Recommend you look for zerks fittings on auger and impeller so grease can be applied.

Took apart a 3 years old Toro 826 OE model 37772 last week to grease the auger and impeller - The amount of time/work involved is much - and it seems that I may to do this annually.


----------



## chadzeilenga (May 14, 2016)

*Catching up on maintenance*

Hi All,
With a little free time, I've started to go through my Powermax 6000. Check it over and catch up on some overdue maintenance.

The guides that the snowblower came with are worn and have already been flipped. I see that there is some wear to the tips of my auger blades, but I'm not sure how tall they were new. Does anyone know the depth from the tip to the valley on a new one? Mine is measuring ~5/8".

I took some engine covers off and see some work of the prior owner. He informed me that the starter had been replaced...but, it looks like he didn't have the best attention to detail.  Found a stripped out brass insert in one of the covers and the spark plug wire taped under a screw, so I might need to replace that at some time. 

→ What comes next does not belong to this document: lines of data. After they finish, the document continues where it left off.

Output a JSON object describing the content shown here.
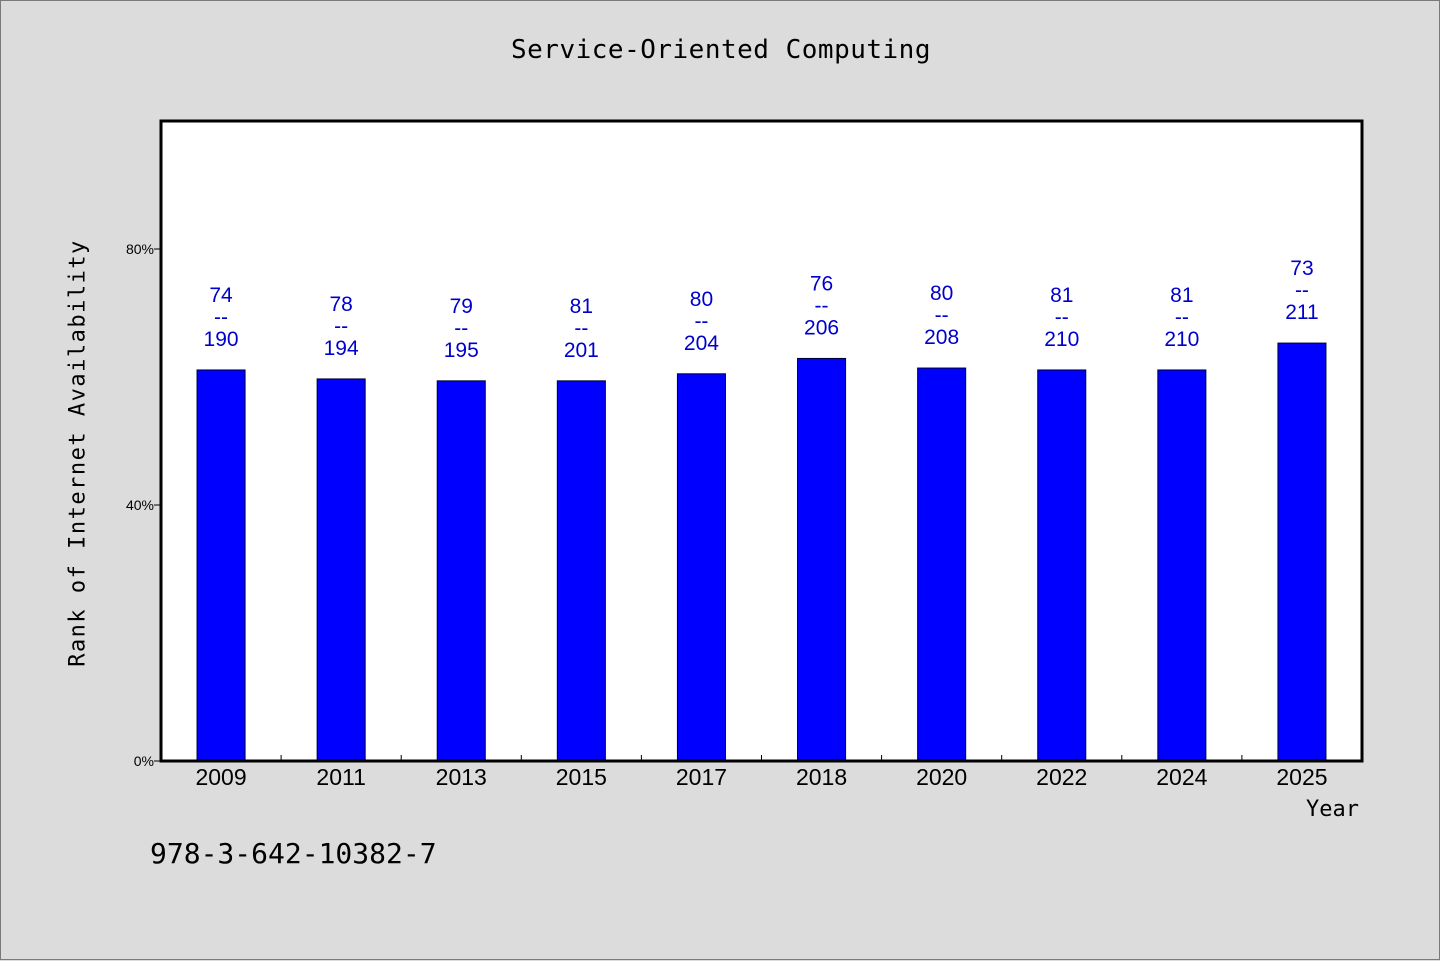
{
  "colors": {
    "background": "#dcdcdc",
    "plot_background": "#ffffff",
    "bar": "#0000ff",
    "data_label": "#0000cc",
    "frame": "#000000"
  },
  "footer": {
    "isbn": "978-3-642-10382-7"
  },
  "chart_data": {
    "type": "bar",
    "title": "Service-Oriented Computing",
    "xlabel": "Year",
    "ylabel": "Rank of Internet Availability",
    "ylim": [
      0,
      100
    ],
    "y_ticks": [
      {
        "value": 0,
        "label": "0%"
      },
      {
        "value": 40,
        "label": "40%"
      },
      {
        "value": 80,
        "label": "80%"
      }
    ],
    "grid": false,
    "categories": [
      "2009",
      "2011",
      "2013",
      "2015",
      "2017",
      "2018",
      "2020",
      "2022",
      "2024",
      "2025"
    ],
    "values": [
      61.1,
      59.7,
      59.4,
      59.4,
      60.5,
      62.9,
      61.4,
      61.1,
      61.1,
      65.3
    ],
    "data_labels": [
      {
        "top": "74",
        "sep": "--",
        "bottom": "190"
      },
      {
        "top": "78",
        "sep": "--",
        "bottom": "194"
      },
      {
        "top": "79",
        "sep": "--",
        "bottom": "195"
      },
      {
        "top": "81",
        "sep": "--",
        "bottom": "201"
      },
      {
        "top": "80",
        "sep": "--",
        "bottom": "204"
      },
      {
        "top": "76",
        "sep": "--",
        "bottom": "206"
      },
      {
        "top": "80",
        "sep": "--",
        "bottom": "208"
      },
      {
        "top": "81",
        "sep": "--",
        "bottom": "210"
      },
      {
        "top": "81",
        "sep": "--",
        "bottom": "210"
      },
      {
        "top": "73",
        "sep": "--",
        "bottom": "211"
      }
    ]
  }
}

Anyone know what the nominal compression is on these engines? I'm measuring 105 PSI warm.


----------



## jtclays (Sep 24, 2010)

Chad, I think you're close enough for government work:wavetowel2:
Check out page 6 and note they say to worry below 80 and should see approx. 115psi. 
Got this manual from member Grunt a while ago, but keep it in my bookmarks.

https://dl.dropboxusercontent.com/u/12502267/B&S Service Manuals/09_276535TwoCycleSnowEngine.pdf


----------



## chadzeilenga (May 14, 2016)

ha ha! thanks 

I'm ordering a new plug for the machine and OM says NGK BPMR4A, but there is a 6028 and a 6328. Anyone know the difference? 6328 appears to have longer threads, but I don't have mine with me to compare.


----------



## jtclays (Sep 24, 2010)

I think they are just NGK stock numbers. The 6328 is a 10 pack, 6028 a single. Pic was probably just a stock photo. They are little shortys.


----------



## chadzeilenga (May 14, 2016)

*skid shoe options*

Are there alternate options other than the OEM skid shoes? The ones on the unit have already been flipped and 2nd side is a little worn.


----------



## Shryp (Jan 1, 2011)

chadzeilenga said:


> Are there alternate options other than the OEM skid shoes? The ones on the unit have already been flipped and 2nd side is a little worn.



Skid shoes are mostly universal. The main thing is making sure whatever new ones you buy have the same center distance between the bolt slots. A lot of people like the Armor Skids that are a sponsor here.


----------



## BrooklynDaddy (Apr 28, 2016)

*Toro OEM 38211 - Poly*



chadzeilenga said:


> Are there alternate options other than the OEM skid shoes? The ones on the unit have already been flipped and 2nd side is a little worn.


I just picked up a pair of Toro 38211 for my 2013 Powermax under $50 from Amazon (free shipping). Didn't want to deal with metal shoes scratching my sidewalks and driveway.


----------